Malerin aus Bad Neuenahr Innovative Technik führt Wagners Werke jetzt auch nach New York

KREISSTADT · "Glut" harrt blutrot ihrer Entfesselung, rostbraun vibriert eine "Erosion", ocker-gelb sprießt "Wachstum" und blaugrau reift "Die letzte Eiszeit" aus.

 Ein Prosit auf die Kunst: Marliese Wagners Bilderflut kommt aus dem Reagenzglas.

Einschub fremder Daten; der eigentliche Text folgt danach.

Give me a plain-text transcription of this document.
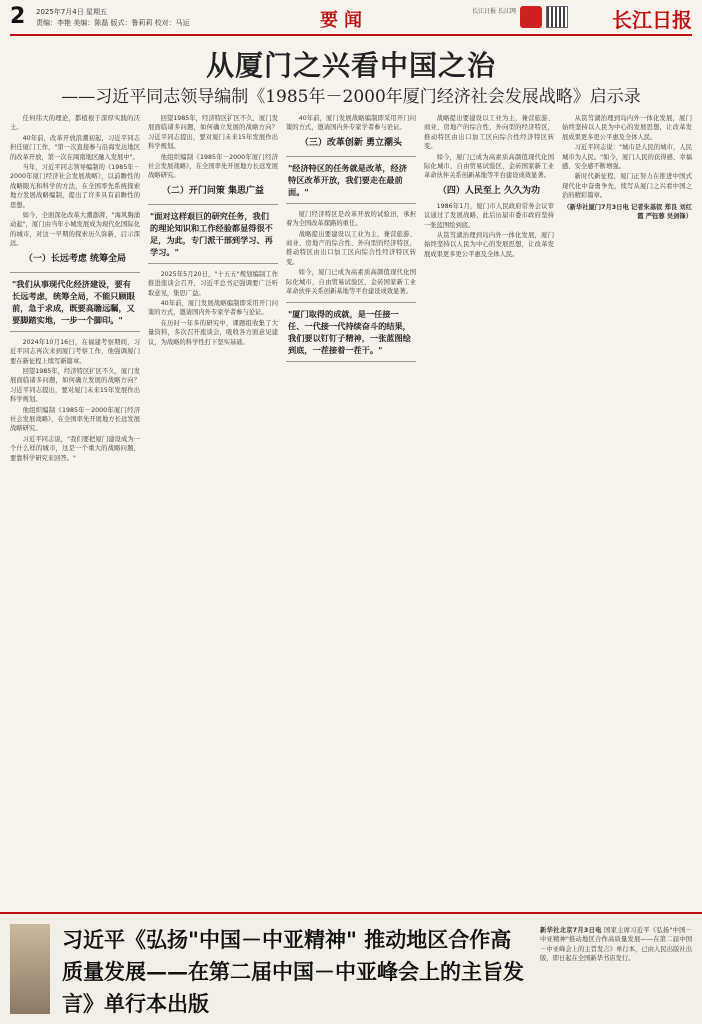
2 2025年7月4日 星期五
责编：李艳 美编：陈磊 版式：鲁莉莉 校对：马运	要闻	长江日报 长江网	长江日报
从厦门之兴看中国之治
——习近平同志领导编制《1985年－2000年厦门经济社会发展战略》启示录

任何伟大的理论，都植根于深厚实践的沃土。

40年前，改革开放浪潮初起，习近平同志担任厦门工作，"第一次直接参与沿海发达地区的改革开放，第一次在闽南地区融入发展中"。

当年，习近平同志领导编制的《1985年－2000年厦门经济社会发展战略》，以前瞻性的战略眼光和科学的方法，在全国率先系统探索地方发展战略编制，提出了许多具有前瞻性的思想。

如今，全面深化改革大潮澎湃，"海风胸涌动起"，厦门由当年小城发展成为现代化国际化的城市，对这一早期的探索历久弥新，启示深远。

（一）长远考虑 统筹全局
"我们从事现代化经济建设，要有长远考虑，统筹全局，不能只顾眼前，急于求成，既要高瞻远瞩，又要脚踏实地，一步一个脚印。"

2024年10月16日，在福建考察期间，习近平同志再次来到厦门考察工作，他强调厦门要在新征程上续写新篇章。

回望1985年，经济特区扩区不久，厦门发展面临诸多问题，如何确立发展的战略方向？习近平同志提出，要对厦门未来15年发展作出科学规划。

他组织编制《1985年－2000年厦门经济社会发展战略》，在全国率先开展地方长远发展战略研究。

习近平同志说，"我们要把厦门建设成为一个什么样的城市，这是一个重大的战略问题，要靠科学研究来回答。"

回望1985年，经济特区扩区不久，厦门发展面临诸多问题，如何确立发展的战略方向？习近平同志提出，要对厦门未来15年发展作出科学规划。

他组织编制《1985年－2000年厦门经济社会发展战略》，在全国率先开展地方长远发展战略研究。

（二）开门问策 集思广益
"面对这样艰巨的研究任务，我们的理论知识和工作经验都显得很不足，为此，专门派干部到学习、再学习。"

2025年5月20日，"十五五"规划编制工作推进座谈会召开，习近平总书记强调要广泛听取意见，集思广益。

40年前，厦门发展战略编制即采用开门问策的方式，邀请国内外专家学者参与论证。

在历时一年多的研究中，课题组收集了大量资料，多次召开座谈会，吸收各方面意见建议，为战略的科学性打下坚实基础。

40年前，厦门发展战略编制即采用开门问策的方式，邀请国内外专家学者参与论证。

（三）改革创新 勇立潮头
"经济特区的任务就是改革，经济特区改革开放，我们要走在最前面。"

厦门经济特区是改革开放的试验田，承担着为全国改革探路的重任。

战略提出要建设以工业为主，兼营旅游、商业、房地产的综合性、外向型的经济特区，推动特区由出口加工区向综合性经济特区转变。

如今，厦门已成为高素质高颜值现代化国际化城市，自由贸易试验区、金砖国家新工业革命伙伴关系创新基地等平台建设成效显著。

"厦门取得的成就，是一任接一任、一代接一代持续奋斗的结果，我们要以钉钉子精神，一张蓝图绘到底，一茬接着一茬干。"

战略提出要建设以工业为主，兼营旅游、商业、房地产的综合性、外向型的经济特区，推动特区由出口加工区向综合性经济特区转变。

如今，厦门已成为高素质高颜值现代化国际化城市，自由贸易试验区、金砖国家新工业革命伙伴关系创新基地等平台建设成效显著。

（四）人民至上 久久为功

1986年1月，厦门市人民政府常务会议审议通过了发展战略，此后历届市委市政府坚持一张蓝图绘到底。

从筼筜湖治理到岛内外一体化发展，厦门始终坚持以人民为中心的发展思想，让改革发展成果更多更公平惠及全体人民。

从筼筜湖治理到岛内外一体化发展，厦门始终坚持以人民为中心的发展思想，让改革发展成果更多更公平惠及全体人民。

习近平同志说："城市是人民的城市，人民城市为人民。"如今，厦门人民的获得感、幸福感、安全感不断增强。

新时代新征程，厦门正努力在推进中国式现代化中奋勇争先，续写从厦门之兴看中国之治的精彩篇章。

（新华社厦门7月3日电 记者朱基钗 郑良 刘红霞 严钰蓉 吴剑锋）
习近平《弘扬"中国－中亚精神" 推动地区合作高质量发展——在第二届中国－中亚峰会上的主旨发言》单行本出版
新华社北京7月3日电 国家主席习近平《弘扬"中国－中亚精神"推动地区合作高质量发展——在第二届中国－中亚峰会上的主旨发言》单行本，已由人民出版社出版，即日起在全国新华书店发行。
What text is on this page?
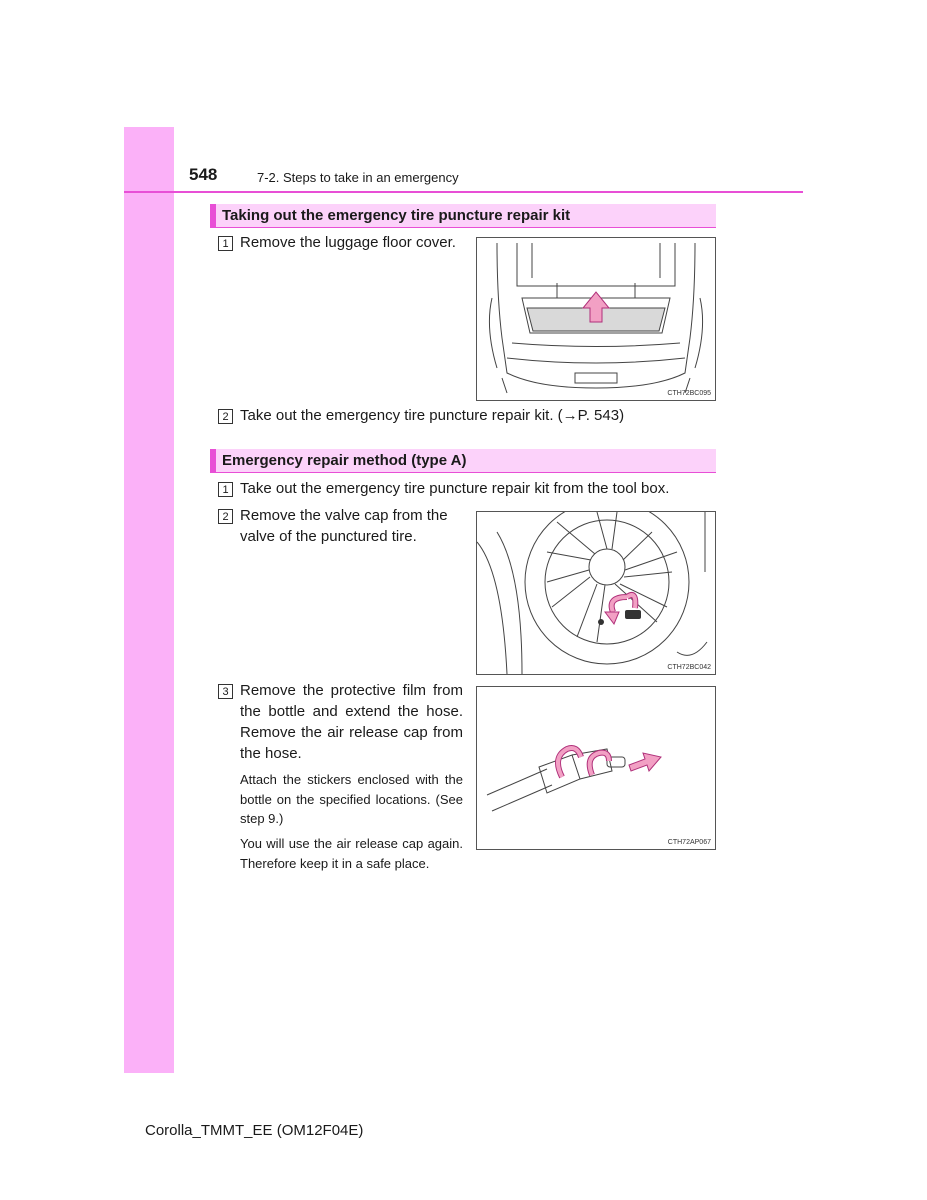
548	7-2. Steps to take in an emergency
Taking out the emergency tire puncture repair kit
1 Remove the luggage floor cover.
CTH72BC095
2 Take out the emergency tire puncture repair kit. (→P. 543)
Emergency repair method (type A)
1 Take out the emergency tire puncture repair kit from the tool box.
2 Remove the valve cap from the valve of the punctured tire.
CTH72BC042
3 Remove the protective film from the bottle and extend the hose. Remove the air release cap from the hose.
Attach the stickers enclosed with the bottle on the specified locations. (See step 9.)
You will use the air release cap again. Therefore keep it in a safe place.
CTH72AP067
Corolla_TMMT_EE (OM12F04E)
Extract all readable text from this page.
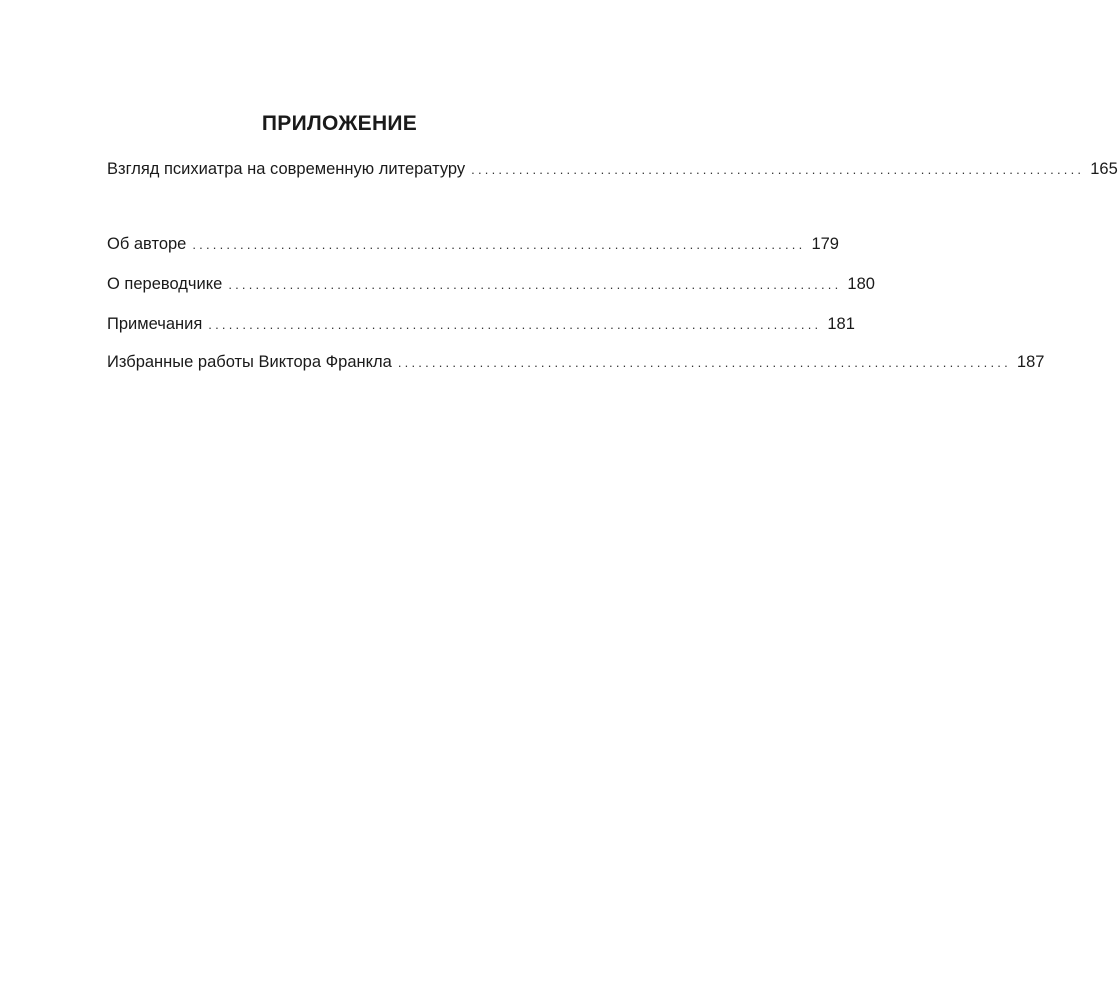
ПРИЛОЖЕНИЕ
Взгляд психиатра на современную литературу .......................................................................................... 165
Об авторе .......................................................................................... 179
О переводчике .......................................................................................... 180
Примечания .......................................................................................... 181
Избранные работы Виктора Франкла .......................................................................................... 187
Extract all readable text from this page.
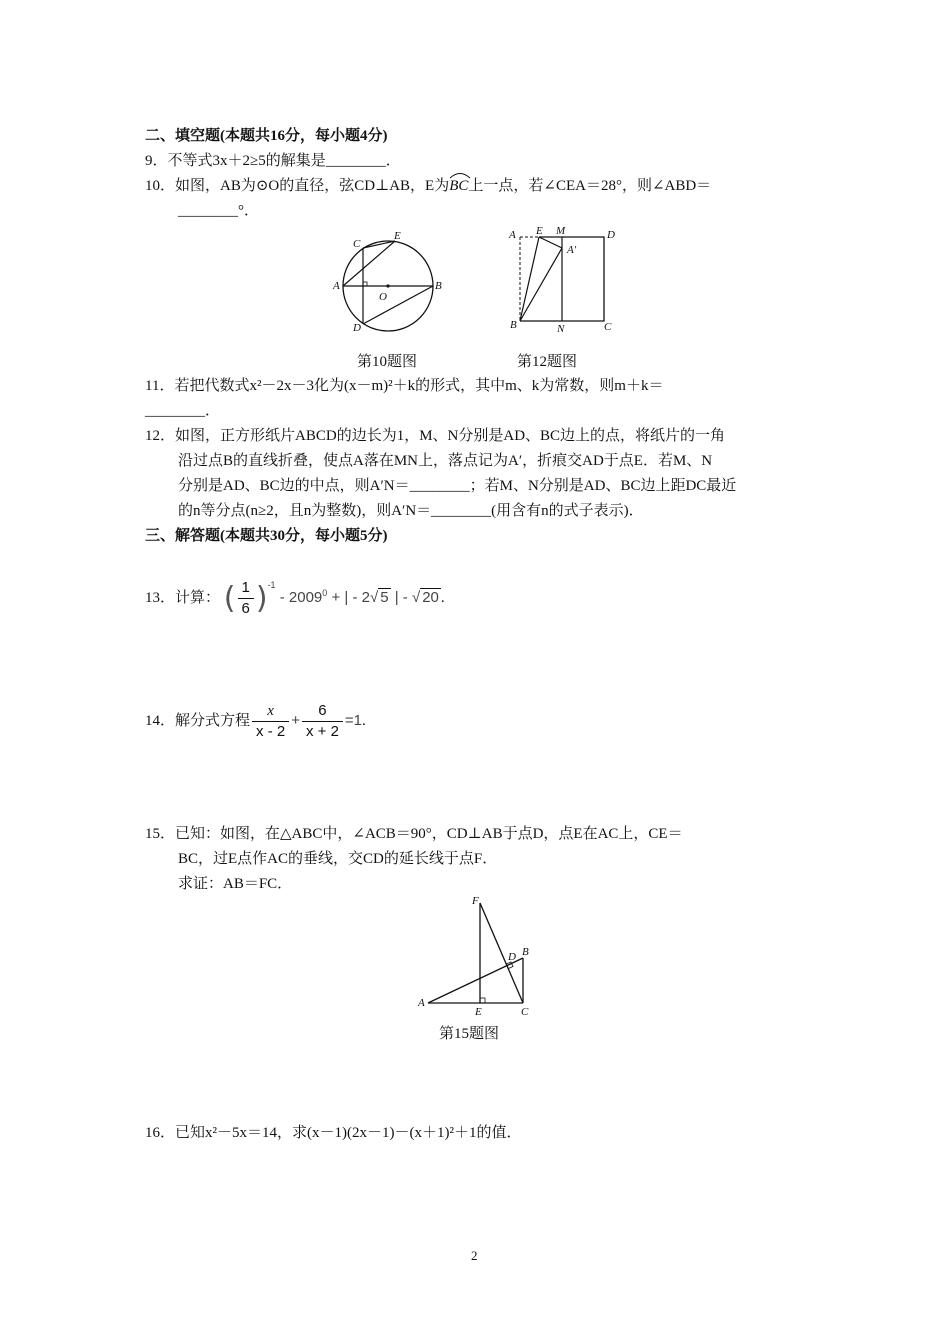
二、填空题(本题共16分，每小题4分)
9．不等式3x＋2≥5的解集是________．
10．如图，AB为⊙O的直径，弦CD⊥AB，E为BC
上一点，若∠CEA＝28°，则∠ABD＝
________°．
C
E
A
O
B
D
A E M	D
A′
B	N	C
第10题图	第12题图
11．若把代数式x²－2x－3化为(x－m)²＋k的形式，其中m、k为常数，则m＋k＝
________．
12．如图，正方形纸片ABCD的边长为1，M、N分别是AD、BC边上的点，将纸片的一角
沿过点B的直线折叠，使点A落在MN上，落点记为A′，折痕交AD于点E．若M、N
分别是AD、BC边的中点，则A′N＝________；若M、N分别是AD、BC边上距DC最近
的n等分点(n≥2，且n为整数)，则A′N＝________(用含有n的式子表示)．
三、解答题(本题共30分，每小题5分)
13．计算： ( $\frac{1}{6} )^{-1} - 2009^0$ + | - 2√ 5 | - √ 20 .
14．解分式方程 $\frac{x}{x - 2} + \frac{6}{x + 2} =1$.
15．已知：如图，在△ABC中，∠ACB＝90°，CD⊥AB于点D，点E在AC上，CE＝
BC，过E点作AC的垂线，交CD的延长线于点F．
求证：AB＝FC．
F
D B
A
E	C
第15题图
16．已知x²－5x＝14，求(x－1)(2x－1)－(x＋1)²＋1的值．
2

Ein Prosit auf die Kunst: Marliese Wagners Bilderflut kommt aus dem Reagenzglas.

Foto: Ginzler

Die mit Erdgeschichte aufgeladenen Bilder Marliese Wagners fesseln durch Farbqualitäten, Dynamik und unnachahmlich ausdifferenzierte Strukturen. Im Ahrkreis waren sie zuletzt 2005 in der Europäischen Akademie und 2010 im Museum der Kreisstadt zu sehen.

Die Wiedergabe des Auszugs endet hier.